The first of a series of ground breaking books, Laboratory Life (1979), co-authored with Steven Woolgar and undertaken in the Salk Institute laboratory, set the standard for ethnographic analyses of the making of scientific facts. Subsequent research leading to Les Microbes or The Pasteurization of France (1984) and Science in Action (1987) represents some of the most important work in the field of science studies and in the social history of knowledge. These studies span microbiology, primatology and the history of exploration, engineering and statistics as well as the politics of knowledge. In We Have Never Been Modern (1991) Latour offered his major polemical statement of his version of the social order. 

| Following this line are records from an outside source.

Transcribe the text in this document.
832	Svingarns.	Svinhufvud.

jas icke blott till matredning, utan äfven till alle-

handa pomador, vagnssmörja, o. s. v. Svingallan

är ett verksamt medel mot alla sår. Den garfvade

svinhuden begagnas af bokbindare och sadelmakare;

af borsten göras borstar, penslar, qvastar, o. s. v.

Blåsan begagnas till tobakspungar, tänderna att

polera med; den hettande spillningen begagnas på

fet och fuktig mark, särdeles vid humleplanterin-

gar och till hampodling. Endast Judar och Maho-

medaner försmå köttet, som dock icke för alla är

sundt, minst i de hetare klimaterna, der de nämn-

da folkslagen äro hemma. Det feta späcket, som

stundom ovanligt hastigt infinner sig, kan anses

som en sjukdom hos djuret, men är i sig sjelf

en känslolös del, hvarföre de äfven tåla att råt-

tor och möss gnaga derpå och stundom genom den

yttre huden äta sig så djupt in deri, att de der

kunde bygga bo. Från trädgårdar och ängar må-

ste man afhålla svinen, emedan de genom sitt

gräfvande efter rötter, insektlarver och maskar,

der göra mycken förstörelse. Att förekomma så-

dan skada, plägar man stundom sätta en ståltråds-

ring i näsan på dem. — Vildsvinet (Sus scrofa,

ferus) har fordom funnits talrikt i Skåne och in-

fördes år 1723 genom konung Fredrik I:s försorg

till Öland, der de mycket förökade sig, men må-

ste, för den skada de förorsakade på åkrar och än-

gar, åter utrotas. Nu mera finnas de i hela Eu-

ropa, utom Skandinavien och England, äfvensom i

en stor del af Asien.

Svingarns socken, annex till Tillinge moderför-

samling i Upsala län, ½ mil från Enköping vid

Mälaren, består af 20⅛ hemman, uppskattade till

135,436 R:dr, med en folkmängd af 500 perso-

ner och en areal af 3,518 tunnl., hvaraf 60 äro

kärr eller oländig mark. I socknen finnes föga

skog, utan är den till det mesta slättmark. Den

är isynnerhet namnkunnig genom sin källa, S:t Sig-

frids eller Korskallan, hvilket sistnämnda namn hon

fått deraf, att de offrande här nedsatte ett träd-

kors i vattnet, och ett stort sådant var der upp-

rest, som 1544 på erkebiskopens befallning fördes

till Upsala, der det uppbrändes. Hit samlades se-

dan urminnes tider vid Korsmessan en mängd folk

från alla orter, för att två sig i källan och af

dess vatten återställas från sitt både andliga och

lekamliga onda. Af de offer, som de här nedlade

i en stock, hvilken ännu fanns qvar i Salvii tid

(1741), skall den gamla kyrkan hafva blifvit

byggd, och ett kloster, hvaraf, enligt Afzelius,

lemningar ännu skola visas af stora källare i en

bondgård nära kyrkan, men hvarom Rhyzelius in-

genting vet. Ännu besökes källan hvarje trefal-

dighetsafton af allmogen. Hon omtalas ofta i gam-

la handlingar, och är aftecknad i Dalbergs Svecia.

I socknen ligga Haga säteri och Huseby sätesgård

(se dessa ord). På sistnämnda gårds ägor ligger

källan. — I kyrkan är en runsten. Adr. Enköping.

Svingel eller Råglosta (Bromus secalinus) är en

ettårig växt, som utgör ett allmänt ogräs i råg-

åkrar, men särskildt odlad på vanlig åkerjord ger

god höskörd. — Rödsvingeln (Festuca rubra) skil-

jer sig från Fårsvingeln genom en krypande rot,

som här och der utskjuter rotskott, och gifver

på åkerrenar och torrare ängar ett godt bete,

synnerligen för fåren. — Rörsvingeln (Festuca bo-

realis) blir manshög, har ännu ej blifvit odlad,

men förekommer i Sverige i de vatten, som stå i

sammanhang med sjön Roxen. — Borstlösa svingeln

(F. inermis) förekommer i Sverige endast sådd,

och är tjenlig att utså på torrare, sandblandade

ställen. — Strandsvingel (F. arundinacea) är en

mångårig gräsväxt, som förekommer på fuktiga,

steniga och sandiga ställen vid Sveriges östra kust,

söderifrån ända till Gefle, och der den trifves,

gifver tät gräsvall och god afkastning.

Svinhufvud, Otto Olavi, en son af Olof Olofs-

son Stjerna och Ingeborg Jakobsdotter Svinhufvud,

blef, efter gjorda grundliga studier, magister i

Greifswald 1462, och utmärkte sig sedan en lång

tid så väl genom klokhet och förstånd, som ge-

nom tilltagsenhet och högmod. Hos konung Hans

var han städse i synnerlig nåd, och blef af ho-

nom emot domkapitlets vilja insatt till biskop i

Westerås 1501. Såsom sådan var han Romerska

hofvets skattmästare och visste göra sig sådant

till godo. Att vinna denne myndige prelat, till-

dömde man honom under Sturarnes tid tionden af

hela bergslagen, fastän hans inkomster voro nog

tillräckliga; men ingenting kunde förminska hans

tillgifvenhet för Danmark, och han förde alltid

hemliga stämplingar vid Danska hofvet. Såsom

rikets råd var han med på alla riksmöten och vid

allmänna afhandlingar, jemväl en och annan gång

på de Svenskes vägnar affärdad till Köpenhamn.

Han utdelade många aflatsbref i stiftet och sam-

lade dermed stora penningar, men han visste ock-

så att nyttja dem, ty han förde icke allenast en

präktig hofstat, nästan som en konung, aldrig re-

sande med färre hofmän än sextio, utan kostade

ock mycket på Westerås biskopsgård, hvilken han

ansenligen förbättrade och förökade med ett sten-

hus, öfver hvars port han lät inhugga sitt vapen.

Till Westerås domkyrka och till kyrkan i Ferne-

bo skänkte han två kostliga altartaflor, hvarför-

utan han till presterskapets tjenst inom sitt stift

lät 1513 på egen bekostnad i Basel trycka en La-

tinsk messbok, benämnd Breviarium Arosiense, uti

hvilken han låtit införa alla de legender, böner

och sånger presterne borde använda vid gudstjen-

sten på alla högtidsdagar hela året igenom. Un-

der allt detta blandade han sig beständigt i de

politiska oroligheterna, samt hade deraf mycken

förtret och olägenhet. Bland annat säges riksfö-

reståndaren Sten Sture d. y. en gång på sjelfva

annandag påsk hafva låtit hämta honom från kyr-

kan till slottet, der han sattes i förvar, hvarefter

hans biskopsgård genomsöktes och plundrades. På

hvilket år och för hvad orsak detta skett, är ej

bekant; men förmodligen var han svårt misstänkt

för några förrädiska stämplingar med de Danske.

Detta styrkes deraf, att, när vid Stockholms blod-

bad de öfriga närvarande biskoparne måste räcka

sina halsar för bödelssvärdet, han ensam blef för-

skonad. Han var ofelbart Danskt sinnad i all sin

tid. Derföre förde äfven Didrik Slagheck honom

His work in the 1980s established Actor Network Theory (ANT) as a widely used methodology. During the 1990s he conducted major research projects, one on the failure of a French system of transportation (Aramis, or the Love of Technology, 1992), and an ethnographic study of the French administrative court (The Making of Law, 2002). Further study of administrative techniques and technical judgment urged the importance of local and specific moments and places for understanding issues of political legitimacy and juridical rights. His enterprises in museology, aesthetics and digital humanities led to spectacular museum exhibitions, Iconoclash (2002) and Making Things Public (2005), producing debate and participation around themes of public knowledge.

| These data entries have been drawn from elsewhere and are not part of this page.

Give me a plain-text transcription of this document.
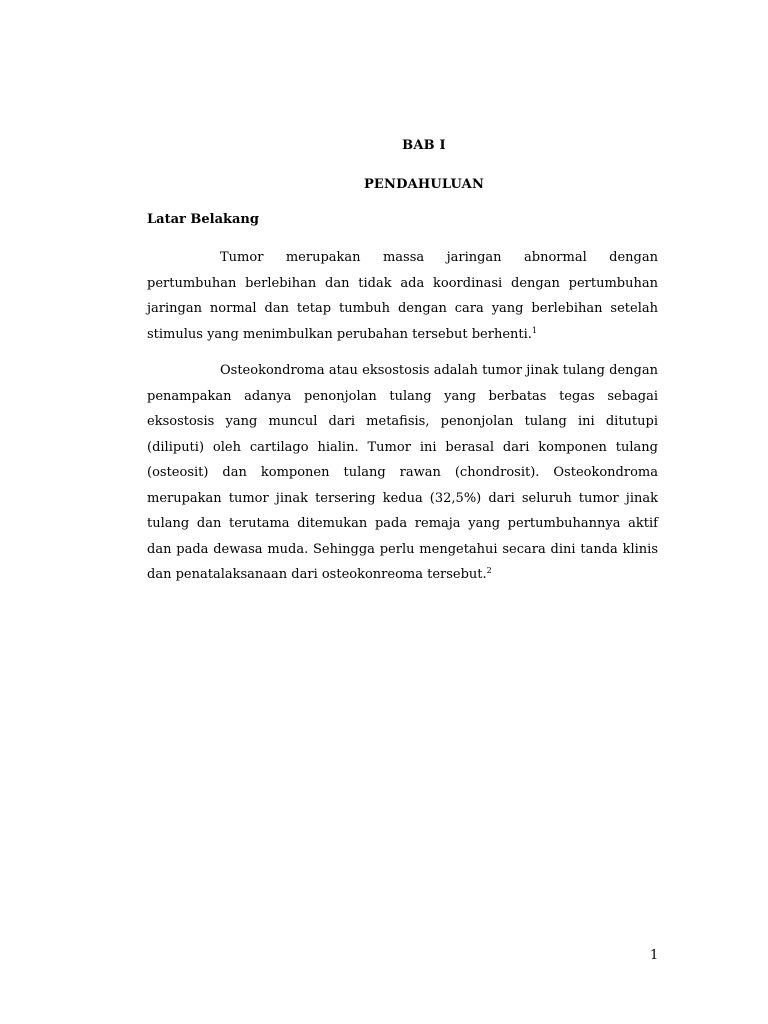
BAB I
PENDAHULUAN
Latar Belakang

Tumor merupakan massa jaringan abnormal dengan pertumbuhan berlebihan dan tidak ada koordinasi dengan pertumbuhan jaringan normal dan tetap tumbuh dengan cara yang berlebihan setelah stimulus yang menimbulkan perubahan tersebut berhenti.$^1$

Osteokondroma atau eksostosis adalah tumor jinak tulang dengan penampakan adanya penonjolan tulang yang berbatas tegas sebagai eksostosis yang muncul dari metafisis, penonjolan tulang ini ditutupi (diliputi) oleh cartilago hialin. Tumor ini berasal dari komponen tulang (osteosit) dan komponen tulang rawan (chondrosit). Osteokondroma merupakan tumor jinak tersering kedua (32,5%) dari seluruh tumor jinak tulang dan terutama ditemukan pada remaja yang pertumbuhannya aktif dan pada dewasa muda. Sehingga perlu mengetahui secara dini tanda klinis dan penatalaksanaan dari osteokonreoma tersebut.$^2$

1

Latour’s engagement in environmental issues and climate change led to Politics of Nature (1999) in which he proposed “a parliament of things” and asked how to bring democracy into science. His most recent book, Inquiry into Modes of Existence (2012), extends this debate into the field of “creative metaphysics”, deepening and rendering more supple his thinking about the dualism between matter and mind, and engaging in negotiation and diplomacy between different positions, places, and diverse realities. The project has a digital life that emphasizes the collectivity of this threshold inquiry and pointing toward the future. Latour is creative, imaginative, playful, humorous and – unpredictable, not afraid to revise his previous positions and extend his thoughts in surprising new directions. His trajectory is ongoing."